Senate Judiciary Committee Chairman Chuck Grassley (R-Iowa) is working on legislation that would offer some fundamental civil asset forfeiture reforms. Though his bill is in the draft stage and hasn't been made public, Grassley offered some insight into how far he's willing to go to rein in abuse of federal law.
"Civil asset forfeiture leads government to exceed its just powers over the governed. It encourages law enforcement to take short cuts. Rather than prosecute or even arrest, civil asset forfeiture enables law enforcement to seize property without any proof of wrongdoing. And the process creates perverse incentives," Grassley said in his opening statement. "When this occurs without pursuing a criminal conviction, or even an arrest, the chances rise that the rights of innocent people will be violated."
In his disingenuous defense of federal civil asset forfeiture law, Chuck Canterbury, national president of the Fraternal Order of Police, noted that Grassley's draft bill would bring to an end the Justice Department's "equitable sharing" program, which has facilitated this brand of government overreach. The Iowa Republican, who's opposed other much-needed justice reforms, criticized Canterbury's testimony.

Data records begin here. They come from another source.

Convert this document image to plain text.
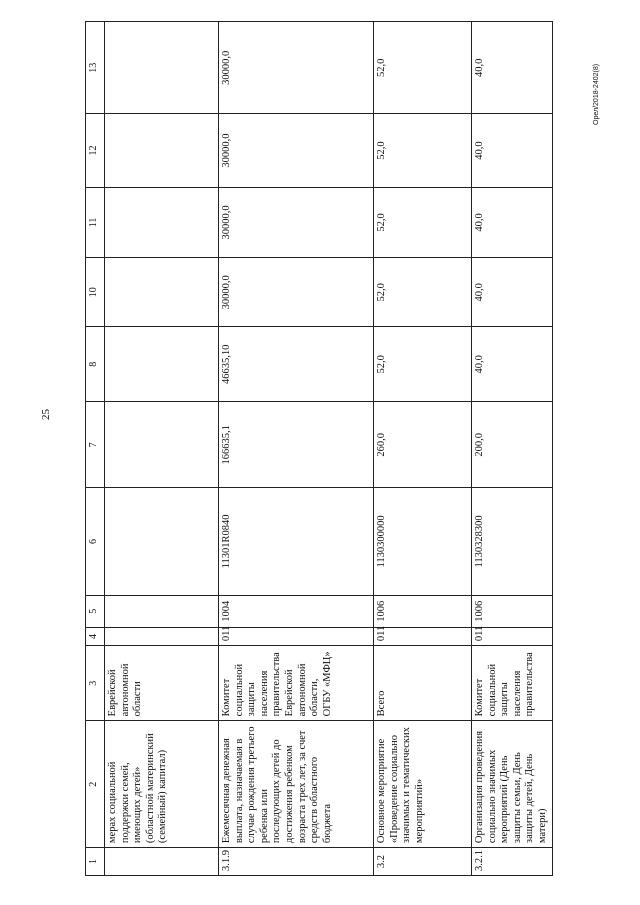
25
Орел/2018-2402(8)
1	2	3	4	5	6	7	8	10	11	12	13
	мерах социальной поддержки семей, имеющих детей» (областной материнский (семейный) капитал)	Еврейской автономной области									
3.1.9	Ежемесячная денежная выплата, назначаемая в случае рождения третьего ребенка или последующих детей до достижения ребенком возраста трех лет, за счет средств областного бюджета	Комитет социальной защиты населения правительства Еврейской автономной области, ОГБУ «МФЦ»	011	1004	11301R0840	166635,1	46635,10	30000,0	30000,0	30000,0	30000,0
3.2	Основное мероприятие «Проведение социально значимых и тематических мероприятий»	Всего	011	1006	1130300000	260,0	52,0	52,0	52,0	52,0	52,0
3.2.1	Организация проведения социально значимых мероприятий (День защиты семьи, День защиты детей, День матери)	Комитет социальной защиты населения правительства	011	1006	1130328300	200,0	40,0	40,0	40,0	40,0	40,0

"I am troubled that the FOP’s written testimony...dismisses the need for real reform and demonstrates the absurdity of a system of justice in which some in law enforcement appear to value funding their own operations over protecting civil rights," said Grassley. "No one in law enforcement has offered constructive legislative alternatives. I hope that will change. Legislation is necessary."
Though Grassley, Lee, and several witnesses made a clear and compelling case for federal civil asset forfeiture reform. Not everyone on the committee was convinced, demonstrating that even though there is momentum on Capitol Hill, it will be a difficult process. Sen. Jeff Sessions (R-Ala.), for example, rejected any meaningful reform effort, ostensibly suggesting that the government can ignore the constitutional protections that Lee cited earlier in the hearing.
There may be a long process ahead, but constitutional conservatives, like Lee, will continue to make the case and push for federal civil asset forfeiture reform, as will innocent victims like Russ Caswell. "[E]ven though I won my case, I will continue to fight for civil-forfeiture reform," Caswell told the committee. "I will do everything in my power to make sure that no other American has to endure what I did."